Creating a peaceful world is about strength not power.. Strength is the alignment of values within that produces discernment and joining with others no matter how divergent they are. Strength sees what is in common, sees the middle ground, looks for language that bridges the gap, offers forgiveness, sets the goal as peace within and peace between. This is the true power that children are not taught. They are not taught that love is the greatest power, for if you can love someone who is unkind, uncaring, cruel, you can surely change the world. These are the teachers that come to test us, for you have to find the real strength in understanding, compassion and awareness.

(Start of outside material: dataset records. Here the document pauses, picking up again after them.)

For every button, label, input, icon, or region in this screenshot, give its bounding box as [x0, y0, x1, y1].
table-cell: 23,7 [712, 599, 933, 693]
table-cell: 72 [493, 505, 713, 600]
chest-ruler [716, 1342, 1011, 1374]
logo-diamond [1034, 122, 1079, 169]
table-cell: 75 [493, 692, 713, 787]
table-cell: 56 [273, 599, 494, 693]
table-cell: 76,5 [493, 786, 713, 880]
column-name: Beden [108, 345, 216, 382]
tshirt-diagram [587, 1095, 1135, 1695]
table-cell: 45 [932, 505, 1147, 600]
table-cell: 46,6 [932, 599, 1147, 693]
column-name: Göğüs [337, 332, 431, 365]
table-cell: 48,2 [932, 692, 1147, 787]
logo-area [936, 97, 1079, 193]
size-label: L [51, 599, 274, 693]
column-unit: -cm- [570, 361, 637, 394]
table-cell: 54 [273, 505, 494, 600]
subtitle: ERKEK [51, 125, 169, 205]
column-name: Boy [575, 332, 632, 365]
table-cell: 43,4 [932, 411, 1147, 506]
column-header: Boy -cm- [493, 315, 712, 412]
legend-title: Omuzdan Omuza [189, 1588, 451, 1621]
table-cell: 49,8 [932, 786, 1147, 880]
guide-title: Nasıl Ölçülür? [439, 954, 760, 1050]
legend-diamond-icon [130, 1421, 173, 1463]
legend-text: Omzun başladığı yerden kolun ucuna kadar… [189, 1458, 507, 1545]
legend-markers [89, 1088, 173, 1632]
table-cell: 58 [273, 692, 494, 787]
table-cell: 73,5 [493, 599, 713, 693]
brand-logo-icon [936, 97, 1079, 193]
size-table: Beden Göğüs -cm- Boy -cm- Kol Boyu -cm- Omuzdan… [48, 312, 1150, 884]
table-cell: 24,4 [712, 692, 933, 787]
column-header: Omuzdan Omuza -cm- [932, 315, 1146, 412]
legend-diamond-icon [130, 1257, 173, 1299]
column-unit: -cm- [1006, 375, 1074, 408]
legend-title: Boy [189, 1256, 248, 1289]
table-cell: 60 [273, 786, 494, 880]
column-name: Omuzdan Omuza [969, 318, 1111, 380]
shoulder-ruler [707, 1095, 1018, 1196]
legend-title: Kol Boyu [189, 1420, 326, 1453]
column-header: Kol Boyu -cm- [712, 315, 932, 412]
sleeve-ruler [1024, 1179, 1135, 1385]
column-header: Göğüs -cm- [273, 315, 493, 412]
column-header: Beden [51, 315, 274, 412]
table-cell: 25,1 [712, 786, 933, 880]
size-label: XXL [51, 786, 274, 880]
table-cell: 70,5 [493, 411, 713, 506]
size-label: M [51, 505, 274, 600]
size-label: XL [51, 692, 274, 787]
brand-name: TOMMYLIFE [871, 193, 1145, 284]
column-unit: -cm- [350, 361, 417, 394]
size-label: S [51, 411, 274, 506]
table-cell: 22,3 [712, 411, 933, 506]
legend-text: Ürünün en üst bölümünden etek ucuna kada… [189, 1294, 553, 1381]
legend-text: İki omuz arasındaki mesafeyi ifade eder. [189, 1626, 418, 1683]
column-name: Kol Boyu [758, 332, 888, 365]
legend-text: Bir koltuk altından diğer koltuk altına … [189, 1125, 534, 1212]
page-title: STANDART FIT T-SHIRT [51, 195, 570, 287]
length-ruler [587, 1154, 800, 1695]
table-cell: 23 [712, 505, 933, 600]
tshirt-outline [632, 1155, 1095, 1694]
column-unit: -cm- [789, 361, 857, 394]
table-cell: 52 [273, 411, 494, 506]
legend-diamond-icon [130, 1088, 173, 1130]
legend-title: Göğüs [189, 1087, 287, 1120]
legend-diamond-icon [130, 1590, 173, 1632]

This is why values are power, nothing else is power. Forcing others through fear is weakness and instills behaviours that conform and attitudes that become deceitful to avoid detection. When love becomes the teacher, then allowance, acceptance and respect become the pathways. A person is freed to speak openly and honestly, to assert their own power and to find the path that reflects their purpose. When we teach with love we empower people to find their true purpose and we unlock a creativity and talent which transforms the world. When they say love is the answer they are correct. Love is discernment, love is the highest emotion and the central emotion of humanity, it is the one that forgives and inspires. If you want to create a better world, or indeed a amazing world, teach only love and live in discernment.

The consciousness of the world will change in the future and the new path will be a wise path, where we see the other as ourselves. We will learn to love ourselves and within that the world will shift from a fear based consciousness to a love based consciousness. Can you imagine what that will look like. Those of religious orientation speak of heaven on earth. This is the true manifestation of love in reality. For only love is real.

Mohandas Karamchand Gandhi

“Nobody can hurt me without my permission.”